Baby you can’t drive your car.
The city is putting the brakes on vehicles in Brooklyn’s Backyard, announcing Thursday that it is banning automobiles from Prospect Park’s West Drive as of next month.
Downtown-bound motorists will still be able drive through the park’s East Drive between 7 and 9 am on weekdays, but its Prospect-Park-side counterpart, which is currently open to Coney-Island-bound traffic between from 5 to 7 pm on weekdays, will soon be a car-free zone. As of July 6, Brooklyn’s cyclists and pedestrians will be able to cruise the West Drive asphalt at any hour of the day, free from the fear that they will end up as road-kill, said Mayor DeBlasio.

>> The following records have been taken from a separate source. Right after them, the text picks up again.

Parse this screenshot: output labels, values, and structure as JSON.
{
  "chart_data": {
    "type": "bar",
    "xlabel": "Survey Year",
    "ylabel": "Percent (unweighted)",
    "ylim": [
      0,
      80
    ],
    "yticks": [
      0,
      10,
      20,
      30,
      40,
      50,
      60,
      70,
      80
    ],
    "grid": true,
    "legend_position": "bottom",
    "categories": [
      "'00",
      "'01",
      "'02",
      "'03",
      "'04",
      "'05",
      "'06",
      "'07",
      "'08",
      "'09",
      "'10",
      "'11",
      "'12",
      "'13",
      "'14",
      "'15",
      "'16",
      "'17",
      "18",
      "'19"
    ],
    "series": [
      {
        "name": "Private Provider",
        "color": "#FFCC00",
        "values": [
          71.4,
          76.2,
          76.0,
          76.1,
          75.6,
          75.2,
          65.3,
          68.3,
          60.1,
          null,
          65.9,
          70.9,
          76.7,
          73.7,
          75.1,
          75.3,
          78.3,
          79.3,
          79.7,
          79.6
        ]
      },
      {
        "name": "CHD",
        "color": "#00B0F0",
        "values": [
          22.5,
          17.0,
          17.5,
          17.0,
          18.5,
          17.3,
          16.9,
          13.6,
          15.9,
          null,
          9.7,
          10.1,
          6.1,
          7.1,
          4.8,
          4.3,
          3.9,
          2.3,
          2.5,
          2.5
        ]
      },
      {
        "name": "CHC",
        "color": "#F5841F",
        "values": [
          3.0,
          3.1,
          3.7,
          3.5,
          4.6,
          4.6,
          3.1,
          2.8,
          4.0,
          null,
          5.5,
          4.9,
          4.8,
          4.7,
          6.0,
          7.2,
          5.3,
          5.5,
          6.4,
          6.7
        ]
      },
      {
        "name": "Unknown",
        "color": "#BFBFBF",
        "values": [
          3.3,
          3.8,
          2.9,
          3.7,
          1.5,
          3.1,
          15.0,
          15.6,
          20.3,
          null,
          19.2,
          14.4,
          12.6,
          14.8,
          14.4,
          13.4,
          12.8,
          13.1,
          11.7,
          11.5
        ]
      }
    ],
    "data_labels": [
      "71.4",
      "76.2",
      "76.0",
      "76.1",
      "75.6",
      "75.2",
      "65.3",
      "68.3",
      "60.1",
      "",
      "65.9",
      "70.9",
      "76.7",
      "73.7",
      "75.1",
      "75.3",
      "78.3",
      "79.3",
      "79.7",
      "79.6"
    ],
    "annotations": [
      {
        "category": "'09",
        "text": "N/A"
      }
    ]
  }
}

“Today, we’re taking a big step to returning our parks to the people,” said the mayor, who has been advocating for fewer cars in the park since his days as a city councilman. “We’re creating safe zones for kids to play in, for bikers, for joggers, for everyone to know that they will be safer and they can enjoy the park in peace.”

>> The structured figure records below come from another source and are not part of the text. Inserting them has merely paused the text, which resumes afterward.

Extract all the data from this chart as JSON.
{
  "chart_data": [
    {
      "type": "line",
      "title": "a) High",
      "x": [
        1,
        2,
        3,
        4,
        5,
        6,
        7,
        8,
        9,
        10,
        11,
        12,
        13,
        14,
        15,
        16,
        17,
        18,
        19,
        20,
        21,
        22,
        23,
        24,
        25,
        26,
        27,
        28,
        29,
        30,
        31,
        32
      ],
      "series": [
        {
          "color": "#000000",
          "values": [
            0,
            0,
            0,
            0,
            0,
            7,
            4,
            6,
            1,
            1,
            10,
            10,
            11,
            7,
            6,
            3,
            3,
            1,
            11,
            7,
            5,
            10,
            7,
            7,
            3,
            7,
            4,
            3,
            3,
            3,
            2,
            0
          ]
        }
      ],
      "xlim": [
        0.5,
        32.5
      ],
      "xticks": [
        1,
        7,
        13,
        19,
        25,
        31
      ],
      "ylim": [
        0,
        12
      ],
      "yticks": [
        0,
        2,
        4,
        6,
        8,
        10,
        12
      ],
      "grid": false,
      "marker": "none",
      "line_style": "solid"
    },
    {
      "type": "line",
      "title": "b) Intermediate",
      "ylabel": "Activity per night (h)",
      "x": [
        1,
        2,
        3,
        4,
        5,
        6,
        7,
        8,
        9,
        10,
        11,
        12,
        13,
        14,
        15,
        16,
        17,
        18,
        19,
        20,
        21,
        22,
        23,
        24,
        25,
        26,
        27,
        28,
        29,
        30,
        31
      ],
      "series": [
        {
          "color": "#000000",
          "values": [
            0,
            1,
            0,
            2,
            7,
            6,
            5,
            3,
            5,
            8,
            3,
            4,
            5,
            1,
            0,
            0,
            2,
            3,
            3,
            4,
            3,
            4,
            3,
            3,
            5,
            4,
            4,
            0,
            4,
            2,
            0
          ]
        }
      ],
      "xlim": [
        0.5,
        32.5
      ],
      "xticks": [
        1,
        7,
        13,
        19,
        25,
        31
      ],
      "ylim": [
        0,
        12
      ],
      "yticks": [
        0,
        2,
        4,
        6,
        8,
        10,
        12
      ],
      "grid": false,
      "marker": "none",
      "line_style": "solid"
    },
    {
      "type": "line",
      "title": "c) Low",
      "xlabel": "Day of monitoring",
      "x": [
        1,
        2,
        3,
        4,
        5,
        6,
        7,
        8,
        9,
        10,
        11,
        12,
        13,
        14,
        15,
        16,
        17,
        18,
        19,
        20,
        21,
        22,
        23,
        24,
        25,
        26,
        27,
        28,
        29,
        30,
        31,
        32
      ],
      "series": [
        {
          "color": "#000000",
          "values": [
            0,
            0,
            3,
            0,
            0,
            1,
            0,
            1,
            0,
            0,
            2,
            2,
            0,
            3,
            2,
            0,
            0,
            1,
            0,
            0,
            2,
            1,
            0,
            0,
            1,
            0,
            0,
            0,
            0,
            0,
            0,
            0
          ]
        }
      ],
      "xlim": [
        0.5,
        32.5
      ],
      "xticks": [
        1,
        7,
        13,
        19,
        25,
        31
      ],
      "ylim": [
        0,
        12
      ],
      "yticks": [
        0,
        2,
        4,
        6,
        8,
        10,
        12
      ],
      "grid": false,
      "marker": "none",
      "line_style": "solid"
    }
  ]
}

Transit honchos say they’re confident the closure will not result in rush-hour traffic jams in surrounding neighborhoods — about 200 cars an hour travel through West Drive when it is open, which nearby streets should be able to absorb with minimal headaches, said Transportation Commissioner Polly Trottenberg,
DeBlasio announced the change in conjunction with a similar plan for Manhattan’s Central Park, a large swathe of greenery in the middle of the island.

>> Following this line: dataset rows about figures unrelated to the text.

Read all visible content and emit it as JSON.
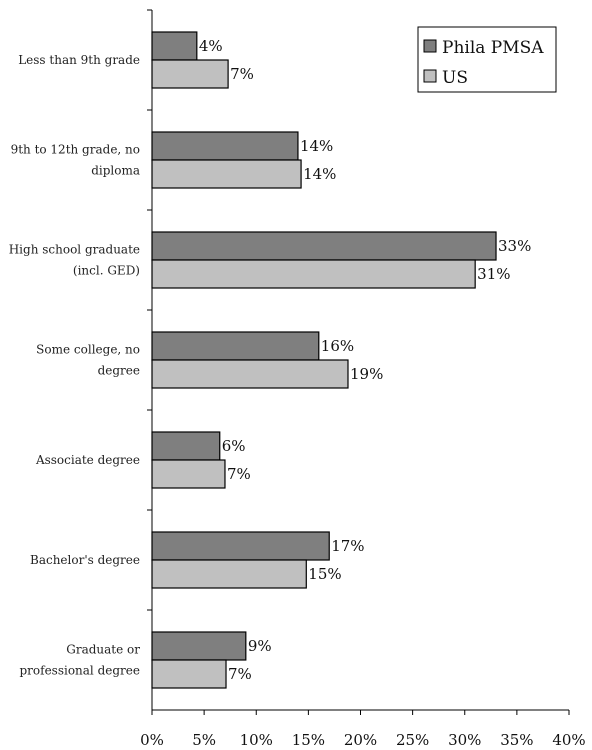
{
  "chart_data": {
    "type": "bar",
    "orientation": "horizontal",
    "categories": [
      "Less than 9th grade",
      "9th to 12th grade, no diploma",
      "High school graduate (incl. GED)",
      "Some college, no degree",
      "Associate degree",
      "Bachelor's degree",
      "Graduate or professional degree"
    ],
    "category_lines": [
      [
        "Less than 9th grade"
      ],
      [
        "9th to 12th grade, no",
        "diploma"
      ],
      [
        "High school graduate",
        "(incl. GED)"
      ],
      [
        "Some college, no",
        "degree"
      ],
      [
        "Associate degree"
      ],
      [
        "Bachelor's degree"
      ],
      [
        "Graduate or",
        "professional degree"
      ]
    ],
    "series": [
      {
        "name": "Phila PMSA",
        "color": "#7f7f7f",
        "values": [
          4.3,
          14,
          33,
          16,
          6.5,
          17,
          9
        ]
      },
      {
        "name": "US",
        "color": "#c0c0c0",
        "values": [
          7.3,
          14.3,
          31,
          18.8,
          7,
          14.8,
          7.1
        ]
      }
    ],
    "data_labels": [
      [
        "4%",
        "14%",
        "33%",
        "16%",
        "6%",
        "17%",
        "9%"
      ],
      [
        "7%",
        "14%",
        "31%",
        "19%",
        "7%",
        "15%",
        "7%"
      ]
    ],
    "x_ticks": [
      0,
      5,
      10,
      15,
      20,
      25,
      30,
      35,
      40
    ],
    "x_tick_labels": [
      "0%",
      "5%",
      "10%",
      "15%",
      "20%",
      "25%",
      "30%",
      "35%",
      "40%"
    ],
    "xlim": [
      0,
      40
    ],
    "grid": false,
    "legend": {
      "position": "top-right"
    }
  }
}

Community activists have for years demanded the city ban traffic from New York’s premier parklands. Transit advocates welcomed today’s news, but said they won’t stop fighting until both parks are 100-percent car-free.
“As we celebrate this great milestone today, we also look forward to the day when both parks are completely car-free, and we will continue our advocacy work until that happens,” said Paul Steely White, executive director of anti-car group Transportation Alternatives.